By properly framing, lighting and composing your photos, you can capture our exciting events and accomplishments, interesting alumni and talented students, and share their stories with your audience. Readers are more likely to read and engage with content that features great photos, and journalists are more likely to cover news with a high-quality image.
Whether you’re snapping a few shots at a competition, telling the story of an experiential learning trip abroad or hiring a freelancer to cover an event, follow these guidelines to ensure your photos are high quality, dynamic and follow UB and School of Management brand standards.
Rule of Thirds
If you divide the frame into thirds vertically and horizontally, place the focal point along one of the lines for the most visually interesting composition.
Capture many options for framing and focus to tell a full story and build our photo library. Take wide, medium and close-up shots. Use selective focus (zero in on one part of the image) and full focus. Capture candid, natural moments, as well as posed pictures.

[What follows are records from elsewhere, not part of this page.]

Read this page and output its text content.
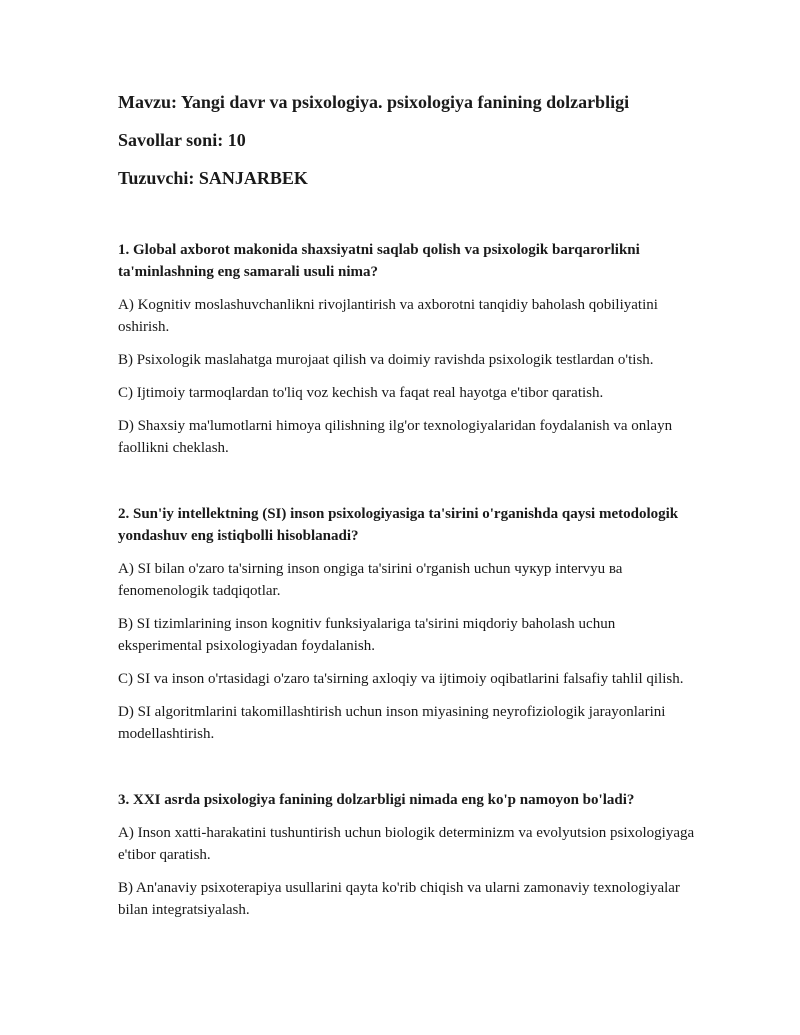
Mavzu: Yangi davr va psixologiya. psixologiya fanining dolzarbligi

Savollar soni: 10

Tuzuvchi: SANJARBEK

1. Global axborot makonida shaxsiyatni saqlab qolish va psixologik barqarorlikni ta'minlashning eng samarali usuli nima?

A) Kognitiv moslashuvchanlikni rivojlantirish va axborotni tanqidiy baholash qobiliyatini oshirish.

B) Psixologik maslahatga murojaat qilish va doimiy ravishda psixologik testlardan o'tish.

C) Ijtimoiy tarmoqlardan to'liq voz kechish va faqat real hayotga e'tibor qaratish.

D) Shaxsiy ma'lumotlarni himoya qilishning ilg'or texnologiyalaridan foydalanish va onlayn faollikni cheklash.

2. Sun'iy intellektning (SI) inson psixologiyasiga ta'sirini o'rganishda qaysi metodologik yondashuv eng istiqbolli hisoblanadi?

A) SI bilan o'zaro ta'sirning inson ongiga ta'sirini o'rganish uchun чукур intervyu ва fenomenologik tadqiqotlar.

B) SI tizimlarining inson kognitiv funksiyalariga ta'sirini miqdoriy baholash uchun eksperimental psixologiyadan foydalanish.

C) SI va inson o'rtasidagi o'zaro ta'sirning axloqiy va ijtimoiy oqibatlarini falsafiy tahlil qilish.

D) SI algoritmlarini takomillashtirish uchun inson miyasining neyrofiziologik jarayonlarini modellashtirish.

3. XXI asrda psixologiya fanining dolzarbligi nimada eng ko'p namoyon bo'ladi?

A) Inson xatti-harakatini tushuntirish uchun biologik determinizm va evolyutsion psixologiyaga e'tibor qaratish.

B) An'anaviy psixoterapiya usullarini qayta ko'rib chiqish va ularni zamonaviy texnologiyalar bilan integratsiyalash.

Use bright, natural light or subtle in-studio lighting. Make sure your subjects aren’t squinting into the sun or standing in shadow.
Establish the setting for your audience. Pose subjects in front of an distinctive background, rather than a blank wall. Highlight iconic, authentic locations in your photos.
For more UB photo guidelines, particularly for professional photographers, visit the UB Brand website.
Avoid the cliché “big check” photo, and instead take photos that showcase the winners and their personalities or the company/idea for which they won, if applicable. If you must use a big check, capture it in an interesting way.
A group arranged in a straight line, with their hands at their sides or crossed in front, isn’t very interesting. Vary your subjects’ poses and place them on different levels using stairs or furniture. Be sure everyone can be seen and the group is close enough together so the picture doesn’t feel awkward.
Take engaging, authentic images that capture the action from a variety of angles and depths. Photos must be in focus, and the subject should be clear. “Candids” can be staged, but avoid clichés like the “grip and grin,” below.
Building a brand and maintaining a consistent visual identity is a complex and collaborative process.